How LineNow models this
LineNow’s Receive dialog renders the bulletin-aligned shape by default:
- No partial flag. It’s deliberately not in the UI.
- Symmetric Shipped + Adjustment + Net received UX on every regulated lot. State-pulled lots lock Shipped (you can’t edit what came from Metrc); buyer-managed lots make Shipped editable. Adjustment is disabled until Shipped is entered.
- Reject package + Undo reject on every regulated lot row. Reject stashes the prior quantity (we don’t infer from
qty == 0, which loses the prior shipped quantity on undo). - Per-package decisions POST to Metrc first. If any one fails, the entire receive aborts and the buyer sees the Metrc error.
- Adjust reason flows to the Metrc Adjust call as the structured reason. The buyer types it once.
- Compliance document audit. Every Metrc outcome appends to the manifest doc’s
extractedFields. Non-Metrc regulated receipts with variance notes write a standaloneothercompliance document. The variance and expected_quantity never persist on the inventory layer itself — the audit story lives in the doc, which survives the layer draining.
The non-Metrc states get the same UX, minus the Metrc POST. The variance note still posts to the compliance document. The receive still uses Accept / Adjust / Reject as the primitives.
What this changes operationally
Three measurable shifts when the receive is modeled this way:
- Weekly Metrc reconciliation goes from “find the drift” to “verify zero drift.” If the per-package post can’t commit locally until Metrc acks, the two states stay aligned by construction.
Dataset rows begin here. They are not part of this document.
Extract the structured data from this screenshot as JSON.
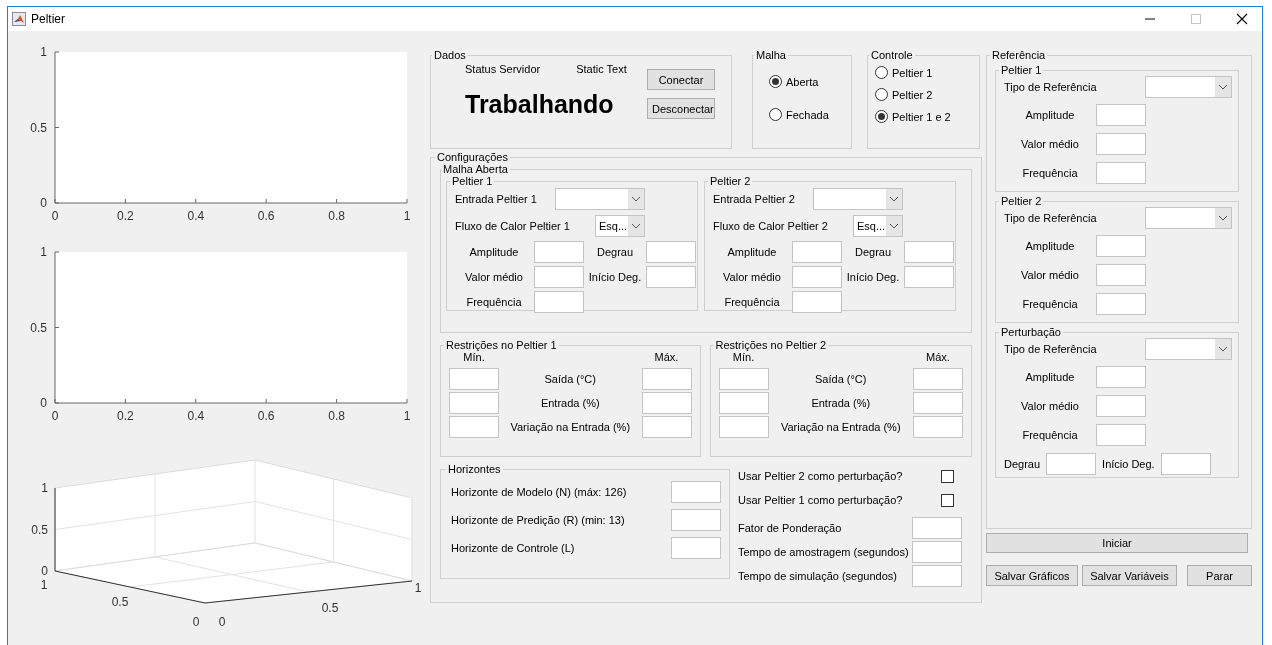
{
  "window": {
    "title": "Peltier"
  },
  "charts": [
    {
      "chart_data": {
        "type": "line",
        "xlim": [
          0,
          1
        ],
        "ylim": [
          0,
          1
        ],
        "xticks": [
          0,
          0.2,
          0.4,
          0.6,
          0.8,
          1
        ],
        "yticks": [
          0,
          0.5,
          1
        ]
      }
    },
    {
      "chart_data": {
        "type": "line",
        "xlim": [
          0,
          1
        ],
        "ylim": [
          0,
          1
        ],
        "xticks": [
          0,
          0.2,
          0.4,
          0.6,
          0.8,
          1
        ],
        "yticks": [
          0,
          0.5,
          1
        ]
      }
    }
  ],
  "axes_3d": {
    "z_ticks": [
      "1",
      "0.5",
      "0"
    ],
    "y_ticks": [
      "1",
      "0.5",
      "0"
    ],
    "x_ticks": [
      "0",
      "0.5",
      "1"
    ]
  },
  "dados": {
    "title": "Dados",
    "status_label": "Status Servidor",
    "static_text": "Static Text",
    "status": "Trabalhando",
    "buttons": [
      "Conectar",
      "Desconectar"
    ]
  },
  "malha": {
    "title": "Malha",
    "options": [
      {
        "label": "Aberta",
        "selected": true
      },
      {
        "label": "Fechada",
        "selected": false
      }
    ]
  },
  "controle": {
    "title": "Controle",
    "options": [
      {
        "label": "Peltier 1",
        "selected": false
      },
      {
        "label": "Peltier 2",
        "selected": false
      },
      {
        "label": "Peltier 1 e 2",
        "selected": true
      }
    ]
  },
  "configuracoes": {
    "title": "Configurações",
    "malha_aberta": {
      "title": "Malha Aberta",
      "peltiers": [
        {
          "title": "Peltier 1",
          "entrada": "Entrada Peltier 1",
          "fluxo": "Fluxo de Calor Peltier 1",
          "fluxo_value": "Esq...",
          "amplitude": "Amplitude",
          "degrau": "Degrau",
          "valor_medio": "Valor médio",
          "inicio": "Início Deg.",
          "frequencia": "Frequência"
        },
        {
          "title": "Peltier 2",
          "entrada": "Entrada Peltier 2",
          "fluxo": "Fluxo de Calor Peltier 2",
          "fluxo_value": "Esq...",
          "amplitude": "Amplitude",
          "degrau": "Degrau",
          "valor_medio": "Valor médio",
          "inicio": "Início Deg.",
          "frequencia": "Frequência"
        }
      ]
    },
    "restricoes": [
      {
        "title": "Restrições no Peltier 1",
        "min": "Mín.",
        "max": "Máx.",
        "rows": [
          "Saída (°C)",
          "Entrada (%)",
          "Variação na Entrada (%)"
        ]
      },
      {
        "title": "Restrições no Peltier 2",
        "min": "Mín.",
        "max": "Máx.",
        "rows": [
          "Saída (°C)",
          "Entrada (%)",
          "Variação na Entrada (%)"
        ]
      }
    ],
    "horizontes": {
      "title": "Horizontes",
      "rows": [
        "Horizonte de Modelo (N) (máx: 126)",
        "Horizonte de Predição (R) (min: 13)",
        "Horizonte de Controle (L)"
      ]
    },
    "checks": [
      {
        "label": "Usar Peltier 2 como perturbação?",
        "checked": false
      },
      {
        "label": "Usar Peltier 1 como perturbação?",
        "checked": false
      }
    ],
    "fields": [
      "Fator de Ponderação",
      "Tempo de amostragem (segundos)",
      "Tempo de simulação (segundos)"
    ]
  },
  "referencia": {
    "title": "Referência",
    "groups": [
      {
        "title": "Peltier 1",
        "tipo": "Tipo de Referência",
        "fields": [
          "Amplitude",
          "Valor médio",
          "Frequência"
        ]
      },
      {
        "title": "Peltier 2",
        "tipo": "Tipo de Referência",
        "fields": [
          "Amplitude",
          "Valor médio",
          "Frequência"
        ]
      },
      {
        "title": "Perturbação",
        "tipo": "Tipo de Referência",
        "fields": [
          "Amplitude",
          "Valor médio",
          "Frequência"
        ],
        "step": [
          "Degrau",
          "Início Deg."
        ]
      }
    ]
  },
  "iniciar": "Iniciar",
  "buttons": [
    "Salvar Gráficos",
    "Salvar Variáveis",
    "Parar"
  ]
}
- Audit response on a specific manifest is one query. The compliance doc has every decision, every reason, every Metrc response. Nothing to stitch.
- The damaged-in-transfer category stops being a gray zone. Reject is the answer for damaged-on-arrival; the package goes back to the shipper’s license, the shipper pursues the carrier, your books stay clean.
The state inspector’s favorite question — “show me what you accepted, what you adjusted, and why, for manifest M-99812” — becomes answerable in seconds, not afternoons.